Monday, January 4, 2010

A new year

So New Years Eve has come and gone. Anyone who knows me knows that NYE is basically my least favorite holiday of the whole year. I haven't had a good NYE since I was 16 and had my second kiss with high school girlfriend (HSGF). I haven't had a great NYE ever. So I approached this NYE with realistically low expectations. Sugarloaf, TheCaptain and I headed to a holiday party hosted by Tweak and FarFarAway. Tweak and FarFarAway aren't dating but they probably should be. I met Tweak years ago at University and met FarFarAway through Tweak. In a text inviting me to the party, FarFarAway told me she expected a NYE kiss from me and I jokingly agreed.

The party started out pretty lame. Lots of dudes, very few ladies, and a group of married or engaged couples. There were a couple of really pretty girls that stopped by but they didn't really stay long enough to chat with any of us. Throughout the night FarFarAway was hitting on me. I think FarFarAway is a very pretty girl but I am just not interested in her like that. She has made it obvious that she wants a relationship that will lead to marriage. While I think dating FarFarAway would be fun for a bit, I really don't see her as a potential wife. Plus, FarFarAway was dumped recently by a mutual friend. This rightfully put her into the "don't touch" category.

I talked to a couple of cute girls with zero dating potential (i.e., lived out of state, interested in another guy there, not attractive, engaged) then found Sugarloaf and TheCaptain hitting on this girl Cougarette who teaches dance at an elementary school. She was there with a date but Sugarloaf managed to get her number with a sly trick. I hope he takes her out. Cougarette has the potential to have bunches of really cute friends that she could set me up with.

When the clock struck midnight and the ball dropped, I decided to kiss FarFarAway. She was just standing there looking around and so I walked over and planted one on her. I don't think she was expecting it. I don't think it was a dishonest kiss. It was short and closed mouth. The party was pretty much over so we took off.

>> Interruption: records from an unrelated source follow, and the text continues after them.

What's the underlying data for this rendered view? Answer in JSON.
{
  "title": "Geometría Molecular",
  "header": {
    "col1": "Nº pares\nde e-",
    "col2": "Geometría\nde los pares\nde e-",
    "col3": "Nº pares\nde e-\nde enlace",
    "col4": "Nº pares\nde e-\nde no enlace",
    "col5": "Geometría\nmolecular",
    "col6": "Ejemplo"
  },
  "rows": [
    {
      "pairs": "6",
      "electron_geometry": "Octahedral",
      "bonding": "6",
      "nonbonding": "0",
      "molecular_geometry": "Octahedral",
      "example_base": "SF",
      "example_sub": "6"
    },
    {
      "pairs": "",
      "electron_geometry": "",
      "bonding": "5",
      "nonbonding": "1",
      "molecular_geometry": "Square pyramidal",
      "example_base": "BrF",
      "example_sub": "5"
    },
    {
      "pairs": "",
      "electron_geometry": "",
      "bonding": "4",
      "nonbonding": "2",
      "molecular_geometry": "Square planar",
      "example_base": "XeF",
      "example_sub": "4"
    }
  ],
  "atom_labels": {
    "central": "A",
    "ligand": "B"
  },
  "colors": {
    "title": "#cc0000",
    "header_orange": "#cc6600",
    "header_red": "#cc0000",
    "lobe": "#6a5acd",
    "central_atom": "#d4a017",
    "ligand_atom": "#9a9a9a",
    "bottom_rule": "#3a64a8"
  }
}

On Saturday, GetErDone set me up on a blind date with LittleDebbie. LittleDebbie reminds me so much of a girl that one of my friends married. I didn't like either of them very much. I wasn't really attracted to LittleDebbie and her personality kinda irked me. The night was mostly uneventful. However, while hanging out at LittleDebbie's apartment, her very cute (and very snobby roommate) came home. Harassing the roommate was the highlight of my evening.

Side notes: Saw SouthernBelle at church on Sunday but didn't say hi. She has graduated from hanging out with the super nerdy girls in the ward to hanging out with some of the pretty cool girls. My interest in her has waned. I am very open right now to being set up on blind dates. Please find me a cute girl that isn't too snobby.